Carmen Maye, an attorney for the South Carolina Press Association, says she cannot determine with certainty whether the meeting ran afoul of the Freedom of Information Act without knowing specifically what took place at it.

(The Nerve’s parent organization, the South Carolina Policy Council, is an associate member of the Press Association.)

“But it seems to me that there is a good argument to be made that this (meeting) was in contravention of the open-meetings law,” Maye says, “and it is a clear violation of the spirit of transparency.”

State Treasurer Curtis Loftis also was on the agenda, but he says he did not attend.

Loftis says the meeting was a discussion of public business in a public setting. “So it ought to be an open meeting,” he says, “so I didn’t go for that reason.”

Says Eckstrom, “I don’t know what was behind the decision to open or close it.”

Loftis says credit rating agencies operate under strict guidelines set forth by the Securities and Exchange Commission, and for reasons related to those rules, the Standard & Poor’s representatives did not want the meeting to be open to the public.

“S&P said we’re not going to do it in a public forum,” he says.

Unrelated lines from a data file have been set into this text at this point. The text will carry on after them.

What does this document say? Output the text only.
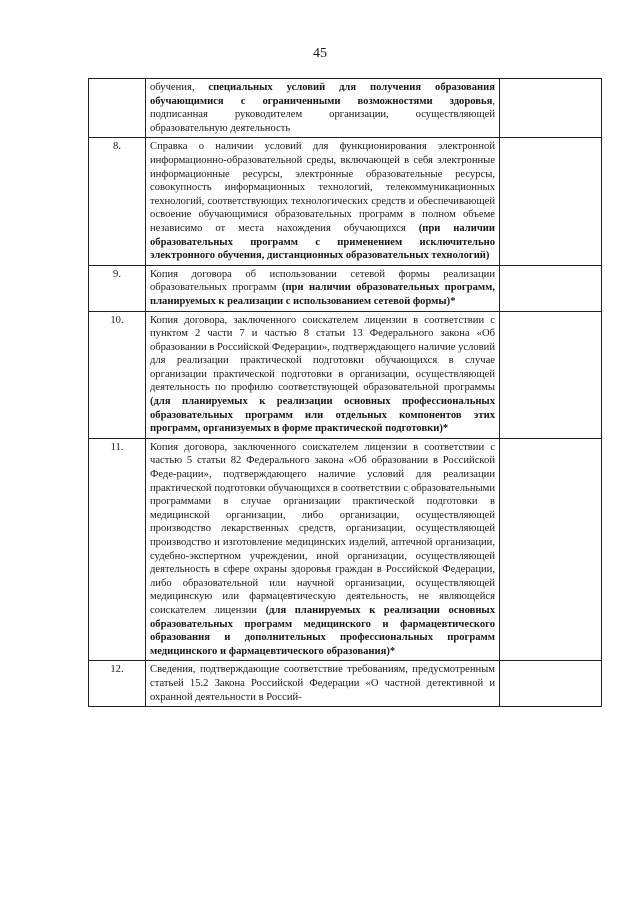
45
	обучения, специальных условий для получения образования обучающимися с ограниченными возможностями здоровья, подписанная руководителем организации, осуществляющей образовательную деятельность	
8.	Справка о наличии условий для функционирования электронной информационно-образовательной среды, включающей в себя электронные информационные ресурсы, электронные образовательные ресурсы, совокупность информационных технологий, телекоммуникационных технологий, соответствующих технологических средств и обеспечивающей освоение обучающимися образовательных программ в полном объеме независимо от места нахождения обучающихся (при наличии образовательных программ с применением исключительно электронного обучения, дистанционных образовательных технологий)	
9.	Копия договора об использовании сетевой формы реализации образовательных программ (при наличии образовательных программ, планируемых к реализации с использованием сетевой формы)*	
10.	Копия договора, заключенного соискателем лицензии в соответствии с пунктом 2 части 7 и частью 8 статьи 13 Федерального закона «Об образовании в Российской Федерации», подтверждающего наличие условий для реализации практической подготовки обучающихся в случае организации практической подготовки в организации, осуществляющей деятельность по профилю соответствующей образовательной программы (для планируемых к реализации основных профессиональных образовательных программ или отдельных компонентов этих программ, организуемых в форме практической подготовки)*	
11.	Копия договора, заключенного соискателем лицензии в соответствии с частью 5 статьи 82 Федерального закона «Об образовании в Российской Феде-рации», подтверждающего наличие условий для реализации практической подготовки обучающихся в соответствии с образовательными программами в случае организации практической подготовки в медицинской организации, либо организации, осуществляющей производство лекарственных средств, организации, осуществляющей производство и изготовление медицинских изделий, аптечной организации, судебно-экспертном учреждении, иной организации, осуществляющей деятельность в сфере охраны здоровья граждан в Российской Федерации, либо образовательной или научной организации, осуществляющей медицинскую или фармацевтическую деятельность, не являющейся соискателем лицензии (для планируемых к реализации основных образовательных программ медицинского и фармацевтического образования и дополнительных профессиональных программ медицинского и фармацевтического образования)*	
12.	Сведения, подтверждающие соответствие требованиям, предусмотренным статьей 15.2 Закона Российской Федерации «О частной детективной и охранной деятельности в Россий-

Among the records Haley’s office provided were two emails from one of her three deputy chiefs of staff, Ted Pitts, to Richard Marino of Standard & Poor’s. The emails address scheduling and other logistical details regarding the meeting.

Marino did not respond to an email from The Nerve and a phone message left for him Wednesday at his New York City office.

The private meeting occurred five days after the first “state financial summit” that Haley had planned to hold in Columbia on June 9.

The agenda for that meeting, which was to include delegates from the two other major credit rating agencies – Moody’s and Fitch – was similar to the agenda for the June 14 behind-closed-doors meeting.

However, Haley’s office announced the planned Moody’s and Fitch meeting publicly and posted the agenda for it on the office’s website.

But the Moody’s and Fitch people could not make it on June 9, so the event was cancelled and rescheduled for July 27.

Haley’s office posted an agenda online for the rescheduled financial summit, too – referring only to Moody’s attending – and the event received media coverage.

Walldorf, the Board of Economic Advisors chairman, says he participated in both the June 14 and the July 27 meetings. But he says he isn’t sure why the first one was closed and the second one was open.

“It was the exact same meeting just with a different rating agency,” Walldorf says of the latter.